Trotz weiträumiger Absperrung: große friedliche Kundgebungen
Die Polizei hatte das Demogebiet weiträumig abgesperrt, mit dem Ergebnis, das es lange dauerte, bis sich die friedlichen Gegendemonstranten sammeln konnten- aber unaufhaltsam war es dann doch. Direkt gegenüber der Schönhauser Allee alleine fanden sich 2000 bis 3000 ein, die friedlich bei Musik und mit Sonnenschein ausharrten. Deutlich wurde auch: je mehr Anwohnerinnen und Anwohner, je mehr friedliche Demonstranten sich versammelten, umso weniger Chance gab es für Gewalt. Morgens zogen Autonome noch vorbei und setzten Müll in Brand, gegen Mittag dann aber verschwand das Schwarz aber im Bunt der Demo und man wartete friedlich auf den angekündigten Naziaufmarsch.
■ Sitzblockade von Thierse und Köhne
Die Nazis selber verspäteten sich. Angekündigt um 12 Uhr, waren bis um eins nur eine Handvoll Nazis angekommen. Bis zum Nachmittag wurden es statt der angekündigten 3.000 nur 650, zusätzlich zu den 250 Nazis die am Ku’damm ausgestiegen waren und dort verhaftet wurden. Und für die wenigen Nazis im Prenzlauer Berg hieß es dann warten: erst gegen 14.50 Uhr setzte sich der Zug in Bewegung, begleitet von lautstarken Anwohnerprotesten von den Balkonen. Im Schneckentempo ging es die Bornholmer runter, immer wieder unterbrochen von Sitzblockaden. Wolfgang Thierse und Matthias Köhne beteiligten sich an einer Blockade auf der Bornholmer Straße- schließlich habe man das Recht, friedlich gegen einen Naziaufmarsch im eigenen Viertel zu protestieren. Wir als SPD Falkplatz-Arnimplatz danken ihnen auch für diesen persönlichen Einsatz, der den Aufmarsch auch um eine weitere halbe Stunde verzögerte und damit sinnlos machte. Nachdem die Blockade aufgelöst war, musste die Polizei dem Veranstalter der Nazidemo klar machen: nicht mal bis zur Schönhauser ist ein Durchkommen möglich.
■ Tschüss, Nazis
Gegen 16 Uhr kehrten dann die Nazis dann um, zurück zur S-Bahn um geschlagen den Heimweg anzutreten. Die friedliche Blockade von mehr als 6000 Bürgerinnen und Bürgern war erfolgreich, die wenigen Nazis, die gekommen waren, mussten unverrichteter Dinge umkehren. Oder wie es in einem Naziforum zu lesen war: "Mit dem Konzept der ‚Massenblokaden’ scheinen die Linken eine Möglichkeit gefunden zu haben unsere Aufmärsche effizient zu stoppen. Wenn das so weiter geht, bleib ich lieber zu Hause … . Aktionen wie die am Tag der nationalen Arbeit in Berlin gewinnen keine Menschen für die Sache. Sie schrecken sie eher ab…" Man merkt: auch manchmal haben Nazis einen Gedankenblitz (wenn auch extrem selten).

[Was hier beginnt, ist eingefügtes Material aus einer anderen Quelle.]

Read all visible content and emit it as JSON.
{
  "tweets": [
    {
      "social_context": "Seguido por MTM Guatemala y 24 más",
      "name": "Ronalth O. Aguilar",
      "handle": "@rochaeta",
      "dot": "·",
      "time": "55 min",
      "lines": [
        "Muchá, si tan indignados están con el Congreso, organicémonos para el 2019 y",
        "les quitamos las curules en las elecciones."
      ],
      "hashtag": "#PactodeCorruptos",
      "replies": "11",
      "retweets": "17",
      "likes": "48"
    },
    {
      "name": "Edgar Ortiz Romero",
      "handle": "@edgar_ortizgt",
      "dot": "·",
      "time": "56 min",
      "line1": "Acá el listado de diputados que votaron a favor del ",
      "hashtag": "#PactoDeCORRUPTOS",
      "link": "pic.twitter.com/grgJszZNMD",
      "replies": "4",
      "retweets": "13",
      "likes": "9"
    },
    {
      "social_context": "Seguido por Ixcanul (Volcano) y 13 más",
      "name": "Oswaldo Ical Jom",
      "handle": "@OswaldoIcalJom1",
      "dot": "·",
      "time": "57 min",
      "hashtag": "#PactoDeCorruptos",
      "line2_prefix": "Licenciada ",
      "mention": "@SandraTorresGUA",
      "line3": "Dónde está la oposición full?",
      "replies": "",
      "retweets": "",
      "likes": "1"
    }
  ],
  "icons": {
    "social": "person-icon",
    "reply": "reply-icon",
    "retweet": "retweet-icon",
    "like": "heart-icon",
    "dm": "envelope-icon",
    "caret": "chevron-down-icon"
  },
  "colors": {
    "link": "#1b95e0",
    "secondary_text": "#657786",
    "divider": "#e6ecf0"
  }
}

■ Dank an alle Engagierten
Über acht Stunden hieß es ausharren, bis klar war: hier gibt es kein Durchkommen für Nazis. Alle, die an der Gegendemo friedlich beteiligt waren, wo auch immer, an dieser Stelle ein Danke! Die große Mehrheit der Demonstranten hat sich gewaltfrei gegen die Nazis durchgesetzt und damit auch für eine friedliche Demo gesorgt. Die Polizei verhielt sich korrekt und so wie es unsere Aufgabe als Anwohner war, die Demo zu verhindern, war es ihre Aufgabe, für Sicherheit zu sorgen. Das geschieht aber reibungsloser, als BILD und andere Medien gerade glauben und glauben machen wollen. Eines hat der Tag aber hoffentlich auch für die Polizei gezeigt: je mehr Anwohnerinnen und Anwohner sich sammeln können, umso unwahrscheinlicher ist es, dass die Demos in Gewalt umschlagen. Denn der Tag war im Prenzlauer Berg ein voller Erfolg: keine Nazis und keine Gewalt. Pankow bleibt bunt.